There was, for instance, one late May fishing trip to a fishing camp near a little crossroads called Sultan, about 100 clicks north of our hometown of Sudbury.

That trip, I learned how to tie a boat to a car roof rack in such a way that when you cornered just so, the boat would gently slide off the racks and down over the passenger side doors but not so far as to hit the ground.  

I also learned that sometimes in Sultan, in late May, it snows, and by the time you get to the fishing spot, it’s too cold to do anything but turn around and go home again.  

But that wasn’t the night the cops gave us our beer back.

The beer-back night, we were in my father’s 1972 Ford station wagon and headed to the Whitefish River about 50 miles west of Sudbury to do some smelt “fishing.”  

The reason for the quotes marks is twofold: First, going after tiny river-swimming creatures called smelt shouldn’t count as fishing because all you do is stand on the shore and dip a long-handled net into the water and pull it out again, full of little fishies. The only skill a person fishing for smelt needs is the ability to not fall into the water.  

The other reason for the quote marks?

When we Carters went fishing, it didn’t suck to be a fish.

In other words, somewhere, at this very moment, in a Northern Ontario lake, a couple of 45-year-old pikes are reminiscing about how frightened they and their pike buddies didn’t get when they heard through the fish grapevine that a Carter was going fishing.

But smelts? They had reason to fret.

Smelt fishing in those days, should have been called standing on the shore drinking.  The fun was in hanging around a fire and, as my brother Pat used to say, "trading lies." Dipping the net in the river once in a while was a distraction. Smelt was the only kind of fishing I (or any other Carter) was any good at.  And that’s what we were headed to the Whitefish River to do.

There I was in the driver’s seat while Tom and his pals were aft, drink…I mean warming up.
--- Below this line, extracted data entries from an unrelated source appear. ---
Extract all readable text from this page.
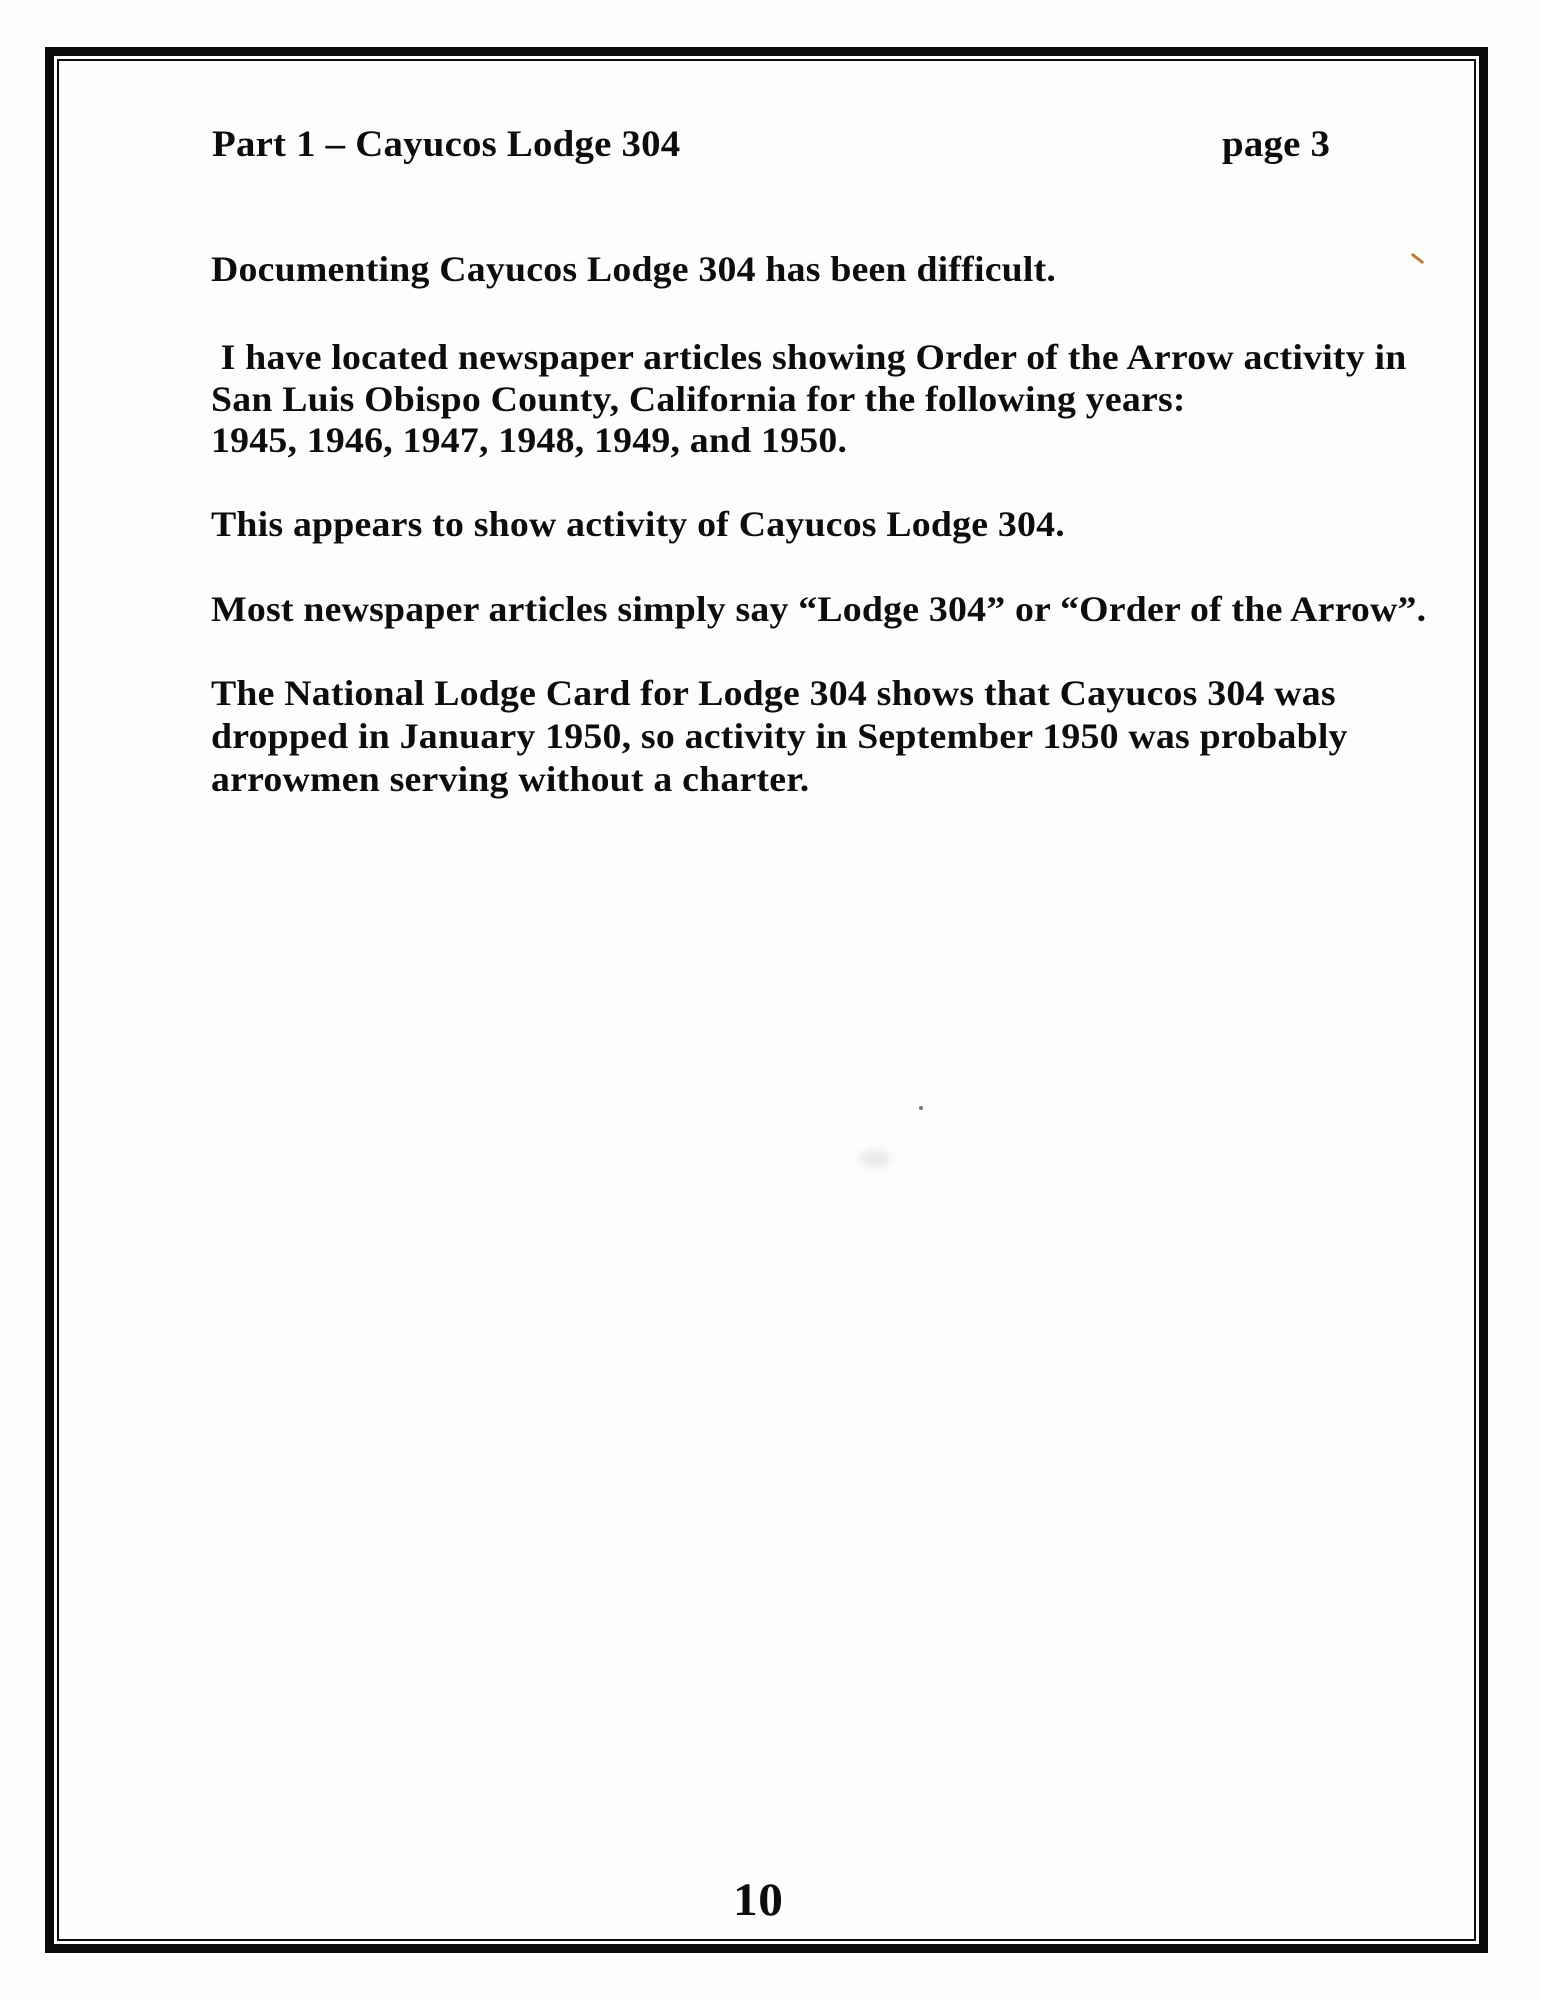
Part 1 – Cayucos Lodge 304	page 3
Documenting Cayucos Lodge 304 has been difficult.
I have located newspaper articles showing Order of the Arrow activity in
San Luis Obispo County, California for the following years:
1945, 1946, 1947, 1948, 1949, and 1950.
This appears to show activity of Cayucos Lodge 304.
Most newspaper articles simply say “Lodge 304” or “Order of the Arrow”.
The National Lodge Card for Lodge 304 shows that Cayucos 304 was
dropped in January 1950, so activity in September 1950 was probably
arrowmen serving without a charter.
10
Just before we got to the river, a cop flags me down. I pull over, roll down my window and he asks where we’re going. I tell him, “smelt fishing.”

“Do you have any beer in the car?” He didn’t have to ask.

We opened the tail gate, the policeman removed two two-fours and told us to have a good time.

We drove five more minutes to the river.  I don’t recall whether anybody took time out from their busy evening to dip a net into the water; we pretty much got to the river and turned around to go home.

I think it was the first time in history that anybody ever got skunked smelt fishing.

A few miles later, the police — God bless them — flagged us down all over again and, believe it or not, gave the boys back their beer.

The fact that nothing bad happened verged on the miraculous.

Fishing with Tom is always one surprise after another. Unless you’re a fish.